From 1 July 2006, the Government will provide access to Medicare funding for non-admitted GP services in agreed rural and remote towns of less than 7,000 people with a GP workforce shortage. Towns with less than one full time equivalent GP for 1,400 people will be eligible for consideration. This measure forms part of the Government’s contribution to the COAG Health Services package, as announced on 10 February 2006.

It will allow medical officers employed under state salary arrangements to claim from Medicare for providing primary medical care services in rural and remote hospitals and communities.

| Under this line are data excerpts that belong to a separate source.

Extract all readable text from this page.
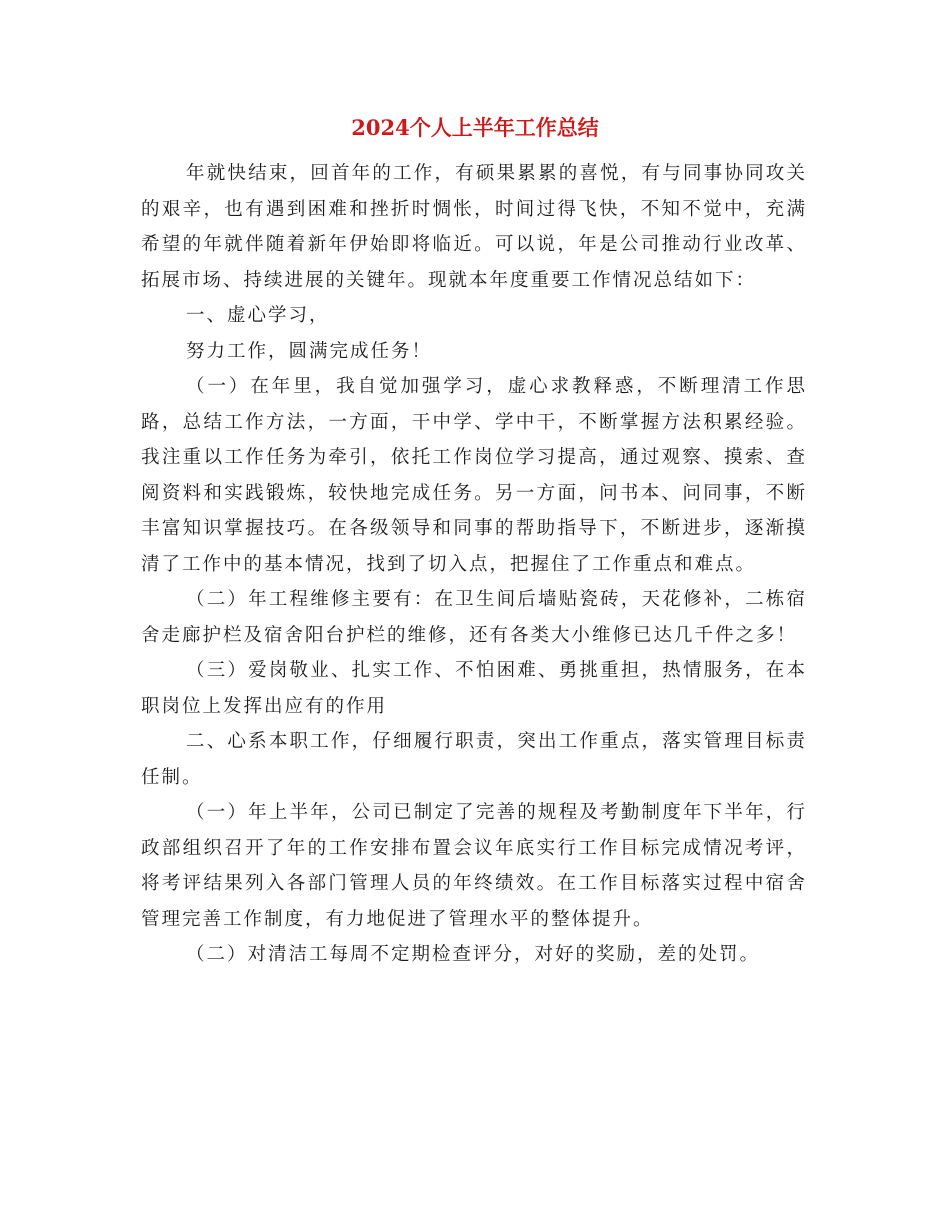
2024个人上半年工作总结

年就快结束，回首年的工作，有硕果累累的喜悦，有与同事协同攻关的艰辛，也有遇到困难和挫折时惆怅，时间过得飞快，不知不觉中，充满希望的年就伴随着新年伊始即将临近。可以说，年是公司推动行业改革、拓展市场、持续进展的关键年。现就本年度重要工作情况总结如下：

一、虚心学习，

努力工作，圆满完成任务！

（一）在年里，我自觉加强学习，虚心求教释惑，不断理清工作思路，总结工作方法，一方面，干中学、学中干，不断掌握方法积累经验。我注重以工作任务为牵引，依托工作岗位学习提高，通过观察、摸索、查阅资料和实践锻炼，较快地完成任务。另一方面，问书本、问同事，不断丰富知识掌握技巧。在各级领导和同事的帮助指导下，不断进步，逐渐摸清了工作中的基本情况，找到了切入点，把握住了工作重点和难点。

（二）年工程维修主要有：在卫生间后墙贴瓷砖，天花修补，二栋宿舍走廊护栏及宿舍阳台护栏的维修，还有各类大小维修已达几千件之多！

（三）爱岗敬业、扎实工作、不怕困难、勇挑重担，热情服务，在本职岗位上发挥出应有的作用

二、心系本职工作，仔细履行职责，突出工作重点，落实管理目标责任制。

（一）年上半年，公司已制定了完善的规程及考勤制度年下半年，行政部组织召开了年的工作安排布置会议年底实行工作目标完成情况考评，将考评结果列入各部门管理人员的年终绩效。在工作目标落实过程中宿舍管理完善工作制度，有力地促进了管理水平的整体提升。

（二）对清洁工每周不定期检查评分，对好的奖励，差的处罚。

Private GPs currently receiving state remuneration for treating emergency patients and for outpatient services in small rural and remote hospitals will also be able to claim from Medicare for these services. Doctors employed in community health services and Aboriginal health services will also be eligible to participate in this initiative.

The states and territories have committed to continue support for the local hospital or health facility to ensure there is a net gain to these communities as a result of the measure. Improved access to hospital and support services will also assist in attracting and retaining GPs in rural areas.

Greater use of communication technology to benefit rural and remote communities

"Telehealth" provides a way to overcome the difficulties in access to health care in rural Australia. Using internet technology, some clinical services that are not generally available in non-urban areas can be provided, without onerous travel or delays.

As agreed at COAG on 10 February 2006, a priority for the Commonwealth Government’s Clever Networks e-health programme for rural areas will be to deliver capacity for voice and image transmission alongside data, which can be used to transfer patient information (such as X-rays and scans) via secure internet to improve clinical outcomes. Programme parameters for Clever Networks will be finalised at the end of 2006-07. A total of $113 million is available for Clever Networks for health, education and other essential services.